Due to the topic of this post, I’ve bypassed the Informality Filter through which this text would normally have passed as it’s written. The text you see here truly is the way I thought it in my brain when composing. This is the style in which I hold my inner-dialogues on more serious matters. If you think this is bad, you should see my journal…

I’m currently working on a big project which involves a lot of writing. The other day I was discussing it with a friend over dinner. I mentioned that, for the most part, the only change needed to the first bit I’d completed was some formatting. He asked:

Doesn’t it slow you down to write correctly?

This stopped me dead in my tracks. It’s been a long time since a question baffled me as much as that one. I had enough time to stammer some sort of “Well, no, I don’t think so, really I just, um” answer before he changed the subject, so I didn’t really get the chance to consider the issue.

I was just thinking about his question again and am still completely flummoxed. To me it implies that it’s expected that the words which hit the page won’t be fit for human consumption, that what’s written will be ugly and incorrect according to English As She Is Spoke.

The thought that it might require additional time and effort to write grammatically correct prose would never have occurred to me and, even as I now consider it, is such a foreign concept that I cannot fathom that such a thing is possible.

I write how I think. These sentences you see before you are the same as the ones which run through my brain. If anything, the only filter they pass through on the way out is one to make them sound less formal and Edwardian than the way I actually think, lest everyone regard me as though I’d grown an extra head. My internal dialog does not split infinitives, does not end sentences with prepositions, does not dangle participles. That’s just the way I’m wired. The order inherent in my thought-sentences pleases me and, since much that I write is for my own benefit, it makes sense that my writing-sentences would be in a similarly self-pleasing style. Writing, for me, is very much a WITIWYG (What I Think Is What You Get) sort of operation.
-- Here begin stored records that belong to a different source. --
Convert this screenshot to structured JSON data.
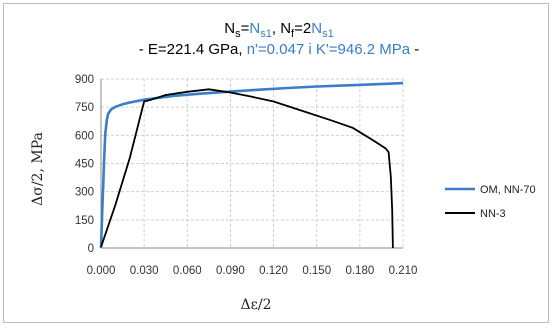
{
  "chart_data": {
    "type": "line",
    "title": {
      "line1": [
        {
          "text": "N",
          "color": "#000000"
        },
        {
          "text": "s",
          "color": "#000000",
          "sub": true
        },
        {
          "text": "=",
          "color": "#000000"
        },
        {
          "text": "N",
          "color": "#3a7dc9"
        },
        {
          "text": "s1",
          "color": "#3a7dc9",
          "sub": true
        },
        {
          "text": ", N",
          "color": "#000000"
        },
        {
          "text": "f",
          "color": "#000000",
          "sub": true
        },
        {
          "text": "=2",
          "color": "#000000"
        },
        {
          "text": "N",
          "color": "#3a7dc9"
        },
        {
          "text": "s1",
          "color": "#3a7dc9",
          "sub": true
        }
      ],
      "line2": [
        {
          "text": "- E=221.4 GPa, ",
          "color": "#000000"
        },
        {
          "text": "n'=0.047 i K'=946.2 MPa",
          "color": "#3a7dc9"
        },
        {
          "text": " -",
          "color": "#000000"
        }
      ]
    },
    "xlabel": "Δε/2",
    "ylabel": "Δσ/2, MPa",
    "xlim": [
      0,
      0.21
    ],
    "ylim": [
      0,
      900
    ],
    "x_ticks": [
      "0.000",
      "0.030",
      "0.060",
      "0.090",
      "0.120",
      "0.150",
      "0.180",
      "0.210"
    ],
    "y_ticks": [
      "0",
      "150",
      "300",
      "450",
      "600",
      "750",
      "900"
    ],
    "grid": true,
    "legend_position": "right",
    "series": [
      {
        "name": "OM, NN-70",
        "color": "#3a7dc9",
        "points": [
          [
            0.0,
            0
          ],
          [
            0.0005,
            110
          ],
          [
            0.001,
            220
          ],
          [
            0.0015,
            330
          ],
          [
            0.002,
            440
          ],
          [
            0.0025,
            530
          ],
          [
            0.003,
            610
          ],
          [
            0.004,
            680
          ],
          [
            0.005,
            715
          ],
          [
            0.007,
            738
          ],
          [
            0.01,
            752
          ],
          [
            0.015,
            765
          ],
          [
            0.02,
            775
          ],
          [
            0.03,
            790
          ],
          [
            0.04,
            800
          ],
          [
            0.05,
            810
          ],
          [
            0.07,
            822
          ],
          [
            0.09,
            833
          ],
          [
            0.11,
            843
          ],
          [
            0.13,
            852
          ],
          [
            0.15,
            860
          ],
          [
            0.17,
            866
          ],
          [
            0.19,
            872
          ],
          [
            0.21,
            878
          ]
        ]
      },
      {
        "name": "NN-3",
        "color": "#000000",
        "points": [
          [
            0.0,
            5
          ],
          [
            0.01,
            230
          ],
          [
            0.02,
            480
          ],
          [
            0.03,
            780
          ],
          [
            0.035,
            790
          ],
          [
            0.045,
            815
          ],
          [
            0.06,
            832
          ],
          [
            0.075,
            845
          ],
          [
            0.09,
            828
          ],
          [
            0.105,
            805
          ],
          [
            0.12,
            780
          ],
          [
            0.14,
            730
          ],
          [
            0.16,
            680
          ],
          [
            0.175,
            640
          ],
          [
            0.19,
            570
          ],
          [
            0.198,
            530
          ],
          [
            0.2,
            510
          ],
          [
            0.2015,
            380
          ],
          [
            0.2025,
            200
          ],
          [
            0.203,
            0
          ]
        ]
      }
    ]
  }
}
Which is not to imply that writing is an easy endeavor. The organization of concepts and vocabulary is taxing. Of late my most weary evenings are those which follow a marathon session at the keyboard. The brain is a greedy organ, consuming an immense amount of energy and leaving one sapped of strength at the end. But to have additional processing power and speed required for crafting a correctly-structured turn of phrase? Before my friend’s question I’d not have thought it possible.

Another mental disconnect occurs when I consider that it’s likely that writing a grammatically correct sentence would actually slow down a large number of people. These are individuals who are grammatically correct in conversation, yet this ability must not translate to writing. Am I to understand that the correctness does not slow their speaking but does their writing? Is it because they over-think their writing, believing that they need to write in a style in which they do not normally think, therefore taking additional time in composition that they would not need in conversation? Good writing must read as though you are speaking with the author. To over-think the matter is to create a work unfaithful to yourself and deceptive to your reader. ΓΝΩΘΙ ΣΑΥΤΟΝ, indeed, but then ΕΣΤΩ ΣΑΥΤΟΝ as well.

In truth, I do not understand and the matter now intrigues me. It is not possible to peer within the brain of another to understand the method she or he uses to think and to write. It is not possible to tease out the differences between the two and inspect them. One cannot project another’s process up on the wall and point–A ha! Just so! To wit!–at each element and compare it to one’s own.

And so, lacking data, I am left only with his question, the flotilla of questions which float behind it, and a newfound sense of curiosity for the paths each person takes with his words and how the paths differ by intended destination.